HowBad that is interesting. It wouldn't work at all in my job I would be criticised heavily if I didn't give negative feedback about a project/report/proposal/chocolate theft face to face. But I don't feel any pressure to say it's all ok. I'm just aware that I say that it's crap and needs starting over in a nicer way when it's face to face.

Anyway, different cultures. But please do not imagine that those of us who think that putting everything in writing is really counter productive do it because we struggle with the written word. That is in the nicest possible way bonkers. And yes on this occasion I would say it the same way face to face!

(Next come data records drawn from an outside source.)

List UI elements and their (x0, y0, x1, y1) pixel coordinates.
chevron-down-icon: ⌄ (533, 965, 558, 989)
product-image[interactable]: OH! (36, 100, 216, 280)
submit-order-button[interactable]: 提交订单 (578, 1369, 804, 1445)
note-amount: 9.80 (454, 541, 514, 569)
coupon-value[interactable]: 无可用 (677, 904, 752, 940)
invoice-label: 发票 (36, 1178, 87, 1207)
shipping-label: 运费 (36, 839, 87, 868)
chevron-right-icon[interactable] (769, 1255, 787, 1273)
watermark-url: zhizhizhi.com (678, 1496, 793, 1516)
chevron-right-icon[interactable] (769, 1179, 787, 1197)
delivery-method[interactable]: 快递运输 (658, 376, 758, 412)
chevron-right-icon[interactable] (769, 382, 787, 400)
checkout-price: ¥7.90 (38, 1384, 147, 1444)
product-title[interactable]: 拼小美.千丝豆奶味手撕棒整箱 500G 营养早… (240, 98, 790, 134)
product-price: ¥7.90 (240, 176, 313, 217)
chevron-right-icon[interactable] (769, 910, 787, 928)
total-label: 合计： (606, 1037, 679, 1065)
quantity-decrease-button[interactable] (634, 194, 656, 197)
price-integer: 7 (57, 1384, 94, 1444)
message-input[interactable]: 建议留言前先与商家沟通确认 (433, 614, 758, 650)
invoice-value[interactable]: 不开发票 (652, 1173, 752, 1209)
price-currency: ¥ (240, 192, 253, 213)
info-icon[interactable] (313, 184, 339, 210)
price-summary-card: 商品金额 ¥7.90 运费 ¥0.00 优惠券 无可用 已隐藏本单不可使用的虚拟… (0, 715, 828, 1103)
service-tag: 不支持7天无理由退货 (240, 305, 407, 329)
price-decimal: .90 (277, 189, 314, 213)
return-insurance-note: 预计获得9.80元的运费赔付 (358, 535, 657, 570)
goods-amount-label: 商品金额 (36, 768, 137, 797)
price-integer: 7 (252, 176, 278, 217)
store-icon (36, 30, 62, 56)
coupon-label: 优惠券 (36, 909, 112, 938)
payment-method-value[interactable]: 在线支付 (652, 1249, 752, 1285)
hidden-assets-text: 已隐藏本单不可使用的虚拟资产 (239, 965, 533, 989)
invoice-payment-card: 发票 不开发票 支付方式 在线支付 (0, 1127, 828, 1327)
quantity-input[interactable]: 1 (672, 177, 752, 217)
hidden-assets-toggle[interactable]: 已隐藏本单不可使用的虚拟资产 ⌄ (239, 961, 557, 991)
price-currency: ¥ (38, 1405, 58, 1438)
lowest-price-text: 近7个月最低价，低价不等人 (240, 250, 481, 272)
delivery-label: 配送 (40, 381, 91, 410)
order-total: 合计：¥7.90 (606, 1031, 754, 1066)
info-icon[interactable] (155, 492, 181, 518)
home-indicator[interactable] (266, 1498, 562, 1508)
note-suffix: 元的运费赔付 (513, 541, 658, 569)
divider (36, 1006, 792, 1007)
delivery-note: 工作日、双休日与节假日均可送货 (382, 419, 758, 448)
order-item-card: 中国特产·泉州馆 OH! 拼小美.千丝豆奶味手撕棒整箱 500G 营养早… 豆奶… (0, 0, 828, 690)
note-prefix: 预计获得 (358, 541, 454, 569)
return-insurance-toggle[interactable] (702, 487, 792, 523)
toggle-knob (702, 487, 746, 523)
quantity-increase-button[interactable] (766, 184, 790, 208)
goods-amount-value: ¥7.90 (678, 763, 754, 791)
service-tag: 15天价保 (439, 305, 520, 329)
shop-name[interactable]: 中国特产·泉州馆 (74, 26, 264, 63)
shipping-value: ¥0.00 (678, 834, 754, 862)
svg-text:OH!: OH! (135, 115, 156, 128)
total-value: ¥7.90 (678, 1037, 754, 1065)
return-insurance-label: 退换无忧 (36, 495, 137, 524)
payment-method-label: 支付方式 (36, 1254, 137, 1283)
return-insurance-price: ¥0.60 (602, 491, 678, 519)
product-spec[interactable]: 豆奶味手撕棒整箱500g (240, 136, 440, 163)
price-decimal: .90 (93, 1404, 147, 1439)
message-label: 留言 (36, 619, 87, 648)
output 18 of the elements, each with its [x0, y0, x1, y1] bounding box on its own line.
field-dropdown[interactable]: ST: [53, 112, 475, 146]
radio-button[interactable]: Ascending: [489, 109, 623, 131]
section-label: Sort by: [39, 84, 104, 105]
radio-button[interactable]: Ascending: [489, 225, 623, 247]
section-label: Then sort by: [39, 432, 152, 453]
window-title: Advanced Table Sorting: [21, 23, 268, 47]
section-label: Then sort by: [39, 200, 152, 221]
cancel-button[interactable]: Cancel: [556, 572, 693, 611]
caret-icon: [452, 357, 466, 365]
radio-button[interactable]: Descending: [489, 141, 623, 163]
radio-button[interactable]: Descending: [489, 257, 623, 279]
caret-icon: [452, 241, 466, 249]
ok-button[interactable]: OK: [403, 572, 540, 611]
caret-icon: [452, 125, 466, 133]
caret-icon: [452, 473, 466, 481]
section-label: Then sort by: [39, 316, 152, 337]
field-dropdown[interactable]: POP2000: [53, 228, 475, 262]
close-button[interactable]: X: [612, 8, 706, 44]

RaskolnikovsGarret · 10/01/2016 17:42

You are completely NBU OP. I cannot believe some of the posters here. And who would eat most of a box of chocolates without thinking of leaving enough for other people? The teacher was totally in the wrong. If the more senior people in my team were throwing their weight around like that, I would give them a stern talking to. The Oxford graduates are treated the same as those without any degree at all.

Disgraceful. Your note was fine. Good luck and I would leave if I were you.

HowBadIsThisPlease · 10/01/2016 17:49

"there is something about you and your attitude that makes me think you don't like this subordinate role. I'm trying to be diplomatic."

Gosh! She's trying to be diplomatic about the fact that there is something wrong with you for not liking your presents pinched! that's nice.